過去問解説(経済学・経済政策)_2019年(R1年) 第6問

難易度・正答率・重要度

  • 難易度: ★★☆☆☆(金融政策と貨幣概念)
  • 正答率: ★★★★☆(基本知識で判定可能)
  • 重要度: ★★★☆☆(信用乗数の理解)

問題文

日本経済は、日本銀行による金融政策から影響を受けている。貨幣に関する記述として、最も適切なものの組み合わせを下記の解答群から選べ。
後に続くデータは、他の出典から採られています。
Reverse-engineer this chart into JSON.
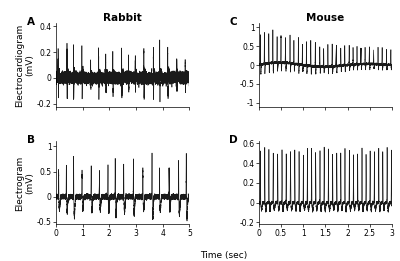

中央銀行が買いオペを実施すると、マネタリー・ベースが増加する。
マネー・ストックM1は、現金通貨、預金通貨、準通貨、譲渡性預金の合計である。
マネー・ストックをマネタリー・ベースで除した値は「信用乗数」と呼ばれる。
準備預金が増えると、信用乗数は大きくなる。

〔解答群〕

aとc
aとd
bとc
bとd

出典: 中小企業診断協会|2019年度 第1次試験問題|経済学・経営政策(PDF)

解答

  • 正解:ア(aとc)

解説

  • a:〇
    中央銀行が買いオペ(公開市場操作で国債などを買い入れる)を行うと、民間銀行に資金が供給され、マネタリー・ベース(現金通貨+日銀当座預金)が増加する。正しい。
  • b:×
    M1は「現金通貨+預金通貨」のみ。準通貨や譲渡性預金を含むのはM2やM3などの広義のマネー・ストック。記述は誤り。
  • c:〇
    マネー・ストックをマネタリー・ベースで割った値は信用乗数。これは金融機関の貸出を通じて、基礎通貨がどれだけ拡大されるかを示す。正しい。
  • d:×
    準備預金が増えると、銀行は貸出余力が減り、信用乗数は小さくなる。記述は逆。

学習のポイント

  • マネタリー・ベース: 中央銀行が直接供給する通貨(現金通貨+日銀当座預金)。
  • マネー・ストック: 経済全体で流通する通貨量。M1は狭義(現金+預金通貨)。
  • 信用乗数: マネー・ストック ÷ マネタリー・ベース。準備率が高いと小さく、低いと大きくなる。